Career Development

Senior joins Deloitte ‘down under’ for international first job

Senior Max Hannon has always had a destination, but not a map.

“For years and years, I didn’t really know what I wanted to do,” Hannon said. “But I’ve always wanted to travel.”

Max Hannon ’19

Through a series of connections made via Oglethorpe, Hannon will achieve his goal when he graduates this month, and joins Deloitte New Zealand in Auckland as an Audit Analyst in the Assurance & Advisory line of service. Hannon will frequently travel through Oceania and Southeast Asia to work on client projects in his analyst role.

But before he made it down under, Hannon worked his way around Atlanta. As a volunteer in the Career Development office and student representative on a Board of Trustees committee, he met Cameron Bready ’94, senior executive vice president and chief financial officer of Global Payments, where Hannon secured his first internship in the acquisitions department in summer 2017.

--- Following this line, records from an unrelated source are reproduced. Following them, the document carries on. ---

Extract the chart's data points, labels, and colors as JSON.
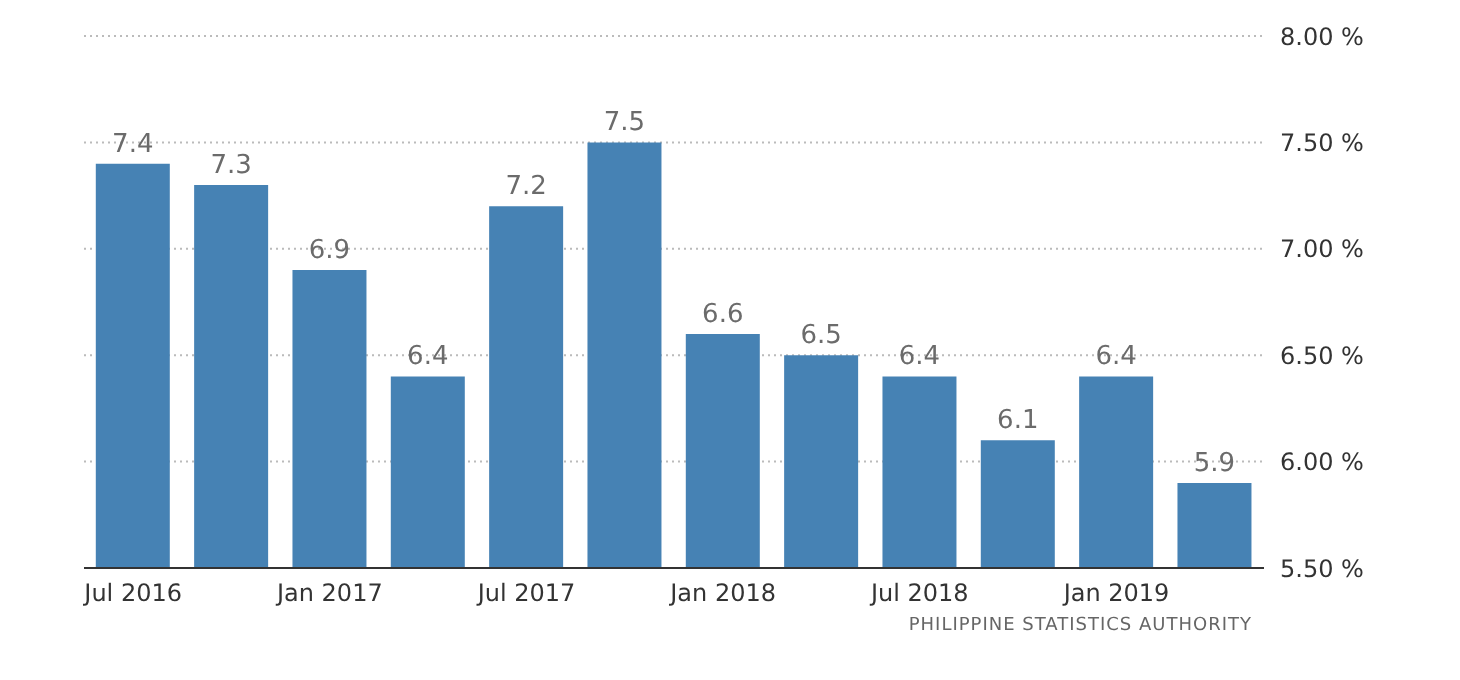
{
  "chart_data": {
    "type": "bar",
    "categories": [
      "Jul 2016",
      null,
      "Jan 2017",
      null,
      "Jul 2017",
      null,
      "Jan 2018",
      null,
      "Jul 2018",
      null,
      "Jan 2019",
      null
    ],
    "values": [
      7.4,
      7.3,
      6.9,
      6.4,
      7.2,
      7.5,
      6.6,
      6.5,
      6.4,
      6.1,
      6.4,
      5.9
    ],
    "color": "#4682b4",
    "ylim": [
      5.5,
      8
    ],
    "yticks": [
      {
        "value": 5.5,
        "label": "5.50 %"
      },
      {
        "value": 6,
        "label": "6.00 %"
      },
      {
        "value": 6.5,
        "label": "6.50 %"
      },
      {
        "value": 7,
        "label": "7.00 %"
      },
      {
        "value": 7.5,
        "label": "7.50 %"
      },
      {
        "value": 8,
        "label": "8.00 %"
      }
    ],
    "grid": "y",
    "data_labels": true,
    "annotations": [
      "PHILIPPINE STATISTICS AUTHORITY"
    ]
  }
}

There, he also met his mentor, Sandya Figueiredo, with whom he stayed in contact after he left Global Payments and began an audit internship with Assurant. Figueiredo, who previously worked with Deloitte New Zealand, alerted Hannon to the potential of working abroad.

“My story is certainly wrapped in the power of a simple, ‘Hello,’ and the inviting fear of the unknown,” Hannon said. “I had a passing conversation with someone, I expressed some interest in there, and I got to the opportunity I have now.”

Surprisingly, metro Atlanta and New Zealand have roughly the same population, often leaving the country searching beyond its borders for talent to fill jobs. Besides an impressive resume and academic record, it’s another reason the Flowery Branch native will be able to easily procure an essential skills visa to work in the country.

However, working in a different hemisphere created another interesting challenge. Because university schedules also follow their seasons on the other side of the world, the position starts in February, and for Hannon to be able to apply for a visa, he first has to have a college degree. That led to the senior graduating with a Business degree instead of what he had intended.

“I did not know I could graduate early until my advising meeting in the spring. If that didn’t happen, then I wouldn’t be able to take the opportunity at all,” Hannon said. “I was a math major up until my last three classes when I realized that it would keep me from graduating a semester early.”

Hannon will start at Deloitte New Zealand with a class of about 25 other recent university graduates and will work mostly at client offices in the region on a project-by-project basis. He is planning on staying for a minimum of three years while he finishes his Chartered Accountant certification, a Commonwealth country equivalent of a Certified Public Accountant certification that transfers back to the U.S. if he wishes to continue working in the industry here.

It’s more likely, however, that Hannon stays abroad and continues life as a working expat. Encountering new people and places are what will further his work life best, Hannon has decided.

“People and places. Those are the two things that throughout my college career I’ve come to learn defines and drives me,” Hannon said. “I want to meet different people. I want to see their different opinions, learn their languages, experience different cultures, and I want to do it in amazing different places and explore the natural wonders of the world and see the world we live in. Not just from one perspective.”

He thinks others should also consider what else the world has to offer in post-grad life.

“There’s a mindset that the country you were born in kind of defines the balance of where you can live,” Hannon said. “There’s a huge world. Why just vacation for three weeks to the other side of the world when you could live there for six, seven, eight, nine years. That’s really where my mindset comes from. There’s so much out there.”